INFOBANJARNEGARA.com – Di tengah dinginnya Dataran Tinggi Dieng, tepatnya tidak jauh dari kompleks Candi Arjuna, terdapat sebuah situs cagar budaya yang dikenal dengan nama Gangsiran Aswatama. Situs ini menyerupai sumur dan menyimpan cerita yang kaya akan sejarah serta mistis.
Nama Gangsiran Aswatama mengandung makna yang menarik untuk ditelusuri. “Gangsiran” dalam bahasa Jawa berarti galian, sementara “Aswatama” merujuk pada sosok dalam pewayangan yang memiliki kesaktian luar biasa, salah satunya kemampuan untuk lenyap ke dalam tanah. Kombinasi nama ini seolah menggambarkan fungsi dan kisah mistis yang terkait dengan situs tersebut.
Gangsiran Aswatama diyakini dibangun sekitar abad ke-8, bertepatan dengan masa pembangunan candi-candi di Dataran Tinggi Dieng. Situs ini berfungsi sebagai sistem pengendalian air, terutama untuk mengatasi masalah banjir di kawasan yang dahulu menyerupai rawa-rawa. Bahkan, kompleks Candi Arjuna sendiri ketika pertama kali ditemukan, tergenang air.
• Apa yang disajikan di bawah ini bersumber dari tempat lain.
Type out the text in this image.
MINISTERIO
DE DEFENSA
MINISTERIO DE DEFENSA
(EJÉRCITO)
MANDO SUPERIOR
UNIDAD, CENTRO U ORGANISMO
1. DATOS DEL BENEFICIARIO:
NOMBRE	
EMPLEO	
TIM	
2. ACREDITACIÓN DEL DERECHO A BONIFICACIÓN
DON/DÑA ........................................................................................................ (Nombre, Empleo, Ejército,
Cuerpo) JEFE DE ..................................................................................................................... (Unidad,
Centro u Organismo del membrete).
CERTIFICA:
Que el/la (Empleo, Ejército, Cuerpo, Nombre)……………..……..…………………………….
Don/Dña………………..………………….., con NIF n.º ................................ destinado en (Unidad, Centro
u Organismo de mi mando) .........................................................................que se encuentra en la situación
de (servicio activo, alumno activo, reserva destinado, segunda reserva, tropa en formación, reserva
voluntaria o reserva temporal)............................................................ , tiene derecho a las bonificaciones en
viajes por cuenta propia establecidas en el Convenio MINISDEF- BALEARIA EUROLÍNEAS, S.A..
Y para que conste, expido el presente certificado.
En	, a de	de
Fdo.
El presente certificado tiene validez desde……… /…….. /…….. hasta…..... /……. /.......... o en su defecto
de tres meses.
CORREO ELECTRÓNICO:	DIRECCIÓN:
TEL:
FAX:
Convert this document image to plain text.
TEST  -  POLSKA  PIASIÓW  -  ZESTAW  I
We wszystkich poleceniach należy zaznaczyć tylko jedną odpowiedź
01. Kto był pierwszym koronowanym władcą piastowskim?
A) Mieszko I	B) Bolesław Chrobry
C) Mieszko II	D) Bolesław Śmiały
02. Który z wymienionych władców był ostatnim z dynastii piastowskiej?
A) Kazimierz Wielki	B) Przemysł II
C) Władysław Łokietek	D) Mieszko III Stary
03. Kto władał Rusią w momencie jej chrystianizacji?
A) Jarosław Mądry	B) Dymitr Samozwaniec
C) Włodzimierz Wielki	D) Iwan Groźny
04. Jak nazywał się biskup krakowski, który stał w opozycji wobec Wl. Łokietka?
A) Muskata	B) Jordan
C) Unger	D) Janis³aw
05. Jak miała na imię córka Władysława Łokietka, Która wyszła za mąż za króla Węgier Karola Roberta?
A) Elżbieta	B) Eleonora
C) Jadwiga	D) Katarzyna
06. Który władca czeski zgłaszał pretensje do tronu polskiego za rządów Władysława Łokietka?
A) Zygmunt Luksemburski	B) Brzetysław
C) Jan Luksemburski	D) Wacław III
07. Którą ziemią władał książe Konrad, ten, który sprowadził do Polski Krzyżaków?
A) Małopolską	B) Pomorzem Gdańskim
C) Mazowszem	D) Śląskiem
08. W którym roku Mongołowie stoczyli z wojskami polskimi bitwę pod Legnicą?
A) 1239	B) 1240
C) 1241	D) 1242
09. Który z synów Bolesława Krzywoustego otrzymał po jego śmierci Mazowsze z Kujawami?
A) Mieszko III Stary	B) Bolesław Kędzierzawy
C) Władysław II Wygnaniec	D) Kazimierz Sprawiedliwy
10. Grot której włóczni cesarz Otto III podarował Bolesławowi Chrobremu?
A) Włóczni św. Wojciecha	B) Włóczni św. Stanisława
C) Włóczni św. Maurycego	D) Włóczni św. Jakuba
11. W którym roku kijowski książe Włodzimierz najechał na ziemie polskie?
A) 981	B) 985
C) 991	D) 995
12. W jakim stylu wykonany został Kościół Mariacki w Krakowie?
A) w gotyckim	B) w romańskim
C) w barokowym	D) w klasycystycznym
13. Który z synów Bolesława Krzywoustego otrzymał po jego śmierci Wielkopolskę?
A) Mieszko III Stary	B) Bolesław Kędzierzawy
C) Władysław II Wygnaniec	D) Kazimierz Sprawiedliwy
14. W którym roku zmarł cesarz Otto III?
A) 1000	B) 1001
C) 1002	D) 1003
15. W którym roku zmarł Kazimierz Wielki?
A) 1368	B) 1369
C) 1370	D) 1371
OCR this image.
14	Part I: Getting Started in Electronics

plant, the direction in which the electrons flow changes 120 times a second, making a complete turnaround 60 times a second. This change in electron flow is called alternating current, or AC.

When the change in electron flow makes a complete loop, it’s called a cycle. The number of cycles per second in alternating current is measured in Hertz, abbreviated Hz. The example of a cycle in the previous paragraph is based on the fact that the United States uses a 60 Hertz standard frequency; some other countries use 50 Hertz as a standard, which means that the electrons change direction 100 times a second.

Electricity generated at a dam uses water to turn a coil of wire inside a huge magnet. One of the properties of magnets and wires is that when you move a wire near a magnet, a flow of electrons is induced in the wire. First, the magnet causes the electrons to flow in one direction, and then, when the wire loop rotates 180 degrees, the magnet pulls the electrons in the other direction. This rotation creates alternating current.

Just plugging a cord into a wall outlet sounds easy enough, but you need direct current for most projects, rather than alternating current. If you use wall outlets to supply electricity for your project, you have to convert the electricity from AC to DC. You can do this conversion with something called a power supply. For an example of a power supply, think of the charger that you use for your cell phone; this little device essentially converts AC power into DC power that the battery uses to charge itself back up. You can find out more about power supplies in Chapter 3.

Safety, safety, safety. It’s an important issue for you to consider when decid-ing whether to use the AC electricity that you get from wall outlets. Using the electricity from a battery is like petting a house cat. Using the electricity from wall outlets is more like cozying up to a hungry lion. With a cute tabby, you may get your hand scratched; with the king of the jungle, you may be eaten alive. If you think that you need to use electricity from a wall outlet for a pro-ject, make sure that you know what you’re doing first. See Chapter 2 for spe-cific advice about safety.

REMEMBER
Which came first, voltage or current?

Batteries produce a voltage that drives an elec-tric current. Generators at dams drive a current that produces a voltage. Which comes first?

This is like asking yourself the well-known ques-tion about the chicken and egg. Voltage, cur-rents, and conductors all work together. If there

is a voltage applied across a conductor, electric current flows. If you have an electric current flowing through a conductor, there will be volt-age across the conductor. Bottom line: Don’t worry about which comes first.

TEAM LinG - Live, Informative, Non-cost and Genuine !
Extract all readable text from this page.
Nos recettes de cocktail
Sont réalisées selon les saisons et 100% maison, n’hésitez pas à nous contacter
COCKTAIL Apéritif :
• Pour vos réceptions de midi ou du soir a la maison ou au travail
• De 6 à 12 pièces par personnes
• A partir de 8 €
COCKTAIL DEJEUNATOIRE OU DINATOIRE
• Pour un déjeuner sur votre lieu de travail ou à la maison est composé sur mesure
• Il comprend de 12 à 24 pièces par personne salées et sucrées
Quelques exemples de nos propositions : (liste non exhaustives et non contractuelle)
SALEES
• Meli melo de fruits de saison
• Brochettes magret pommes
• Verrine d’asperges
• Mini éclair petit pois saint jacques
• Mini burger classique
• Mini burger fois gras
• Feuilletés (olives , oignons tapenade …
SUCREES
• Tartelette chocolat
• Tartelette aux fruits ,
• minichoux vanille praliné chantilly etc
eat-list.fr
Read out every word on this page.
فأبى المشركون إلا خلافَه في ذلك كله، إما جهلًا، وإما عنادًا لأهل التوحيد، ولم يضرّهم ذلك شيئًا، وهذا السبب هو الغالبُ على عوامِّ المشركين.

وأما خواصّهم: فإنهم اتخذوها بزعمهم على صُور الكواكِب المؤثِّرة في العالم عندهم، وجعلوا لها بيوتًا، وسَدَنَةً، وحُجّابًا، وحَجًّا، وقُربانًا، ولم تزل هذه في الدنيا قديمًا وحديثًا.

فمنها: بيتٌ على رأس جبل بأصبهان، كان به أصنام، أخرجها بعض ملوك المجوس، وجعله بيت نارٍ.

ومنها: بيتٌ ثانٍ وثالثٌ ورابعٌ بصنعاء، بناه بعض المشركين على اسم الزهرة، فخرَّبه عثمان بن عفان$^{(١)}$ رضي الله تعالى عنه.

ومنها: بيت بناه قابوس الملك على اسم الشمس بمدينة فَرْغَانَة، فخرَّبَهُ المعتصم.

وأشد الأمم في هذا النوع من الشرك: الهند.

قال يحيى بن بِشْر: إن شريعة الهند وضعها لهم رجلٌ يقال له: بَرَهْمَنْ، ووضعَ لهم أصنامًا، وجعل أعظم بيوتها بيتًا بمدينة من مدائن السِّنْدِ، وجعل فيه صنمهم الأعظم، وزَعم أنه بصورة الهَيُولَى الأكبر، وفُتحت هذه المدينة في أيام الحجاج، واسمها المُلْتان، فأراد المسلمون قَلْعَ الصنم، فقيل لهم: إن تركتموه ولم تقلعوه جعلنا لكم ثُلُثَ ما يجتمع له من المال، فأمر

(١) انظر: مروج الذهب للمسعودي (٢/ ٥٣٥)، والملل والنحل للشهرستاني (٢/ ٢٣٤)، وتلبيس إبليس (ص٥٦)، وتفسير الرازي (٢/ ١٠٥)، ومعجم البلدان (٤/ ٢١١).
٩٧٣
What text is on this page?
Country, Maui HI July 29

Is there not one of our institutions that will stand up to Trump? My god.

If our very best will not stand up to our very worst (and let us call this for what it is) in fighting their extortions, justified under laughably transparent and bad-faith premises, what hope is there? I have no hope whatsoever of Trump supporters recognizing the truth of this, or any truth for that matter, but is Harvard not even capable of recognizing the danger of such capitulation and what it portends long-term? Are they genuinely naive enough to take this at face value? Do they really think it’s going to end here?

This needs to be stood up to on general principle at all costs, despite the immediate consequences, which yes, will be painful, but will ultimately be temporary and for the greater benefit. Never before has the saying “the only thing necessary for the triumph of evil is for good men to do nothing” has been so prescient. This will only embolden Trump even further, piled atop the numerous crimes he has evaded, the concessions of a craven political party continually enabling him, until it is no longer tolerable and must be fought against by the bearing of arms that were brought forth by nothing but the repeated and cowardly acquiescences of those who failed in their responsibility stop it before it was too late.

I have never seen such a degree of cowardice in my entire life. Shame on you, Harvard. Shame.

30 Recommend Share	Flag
Keunikan Gangsiran: Saluran Air Bawah Tanah Purba
Salah satu keunikan dari Gangsiran Aswatama adalah adanya jaringan terowongan bawah tanah yang menghubungkan satu sumur dengan sumur lainnya. Ini menunjukkan bahwa masyarakat pada masa itu sudah memiliki pengetahuan teknis yang maju dalam hal pengelolaan air. Hingga kini, tercatat ada 44 gangsiran yang ditemukan di Dieng, meski hanya beberapa di antaranya yang dirawat dengan baik.
Pentingnya Pelestarian Gangsiran Aswatama
Gangsiran Aswatama bukan hanya sekadar situs sejarah, melainkan bukti konkret bahwa peradaban di masa lalu telah memiliki teknologi dan pengetahuan yang maju. Oleh karena itu, pelestarian situs ini sangat penting, baik sebagai warisan budaya maupun sebagai inspirasi bagi generasi mendatang.
Dengan adanya pagar pelindung dan papan informasi yang menjelaskan pentingnya situs ini, Gangsiran Aswatama menjadi salah satu bukti nyata bahwa masyarakat Nusantara sudah memiliki kemampuan untuk menciptakan solusi teknis yang canggih di zamannya.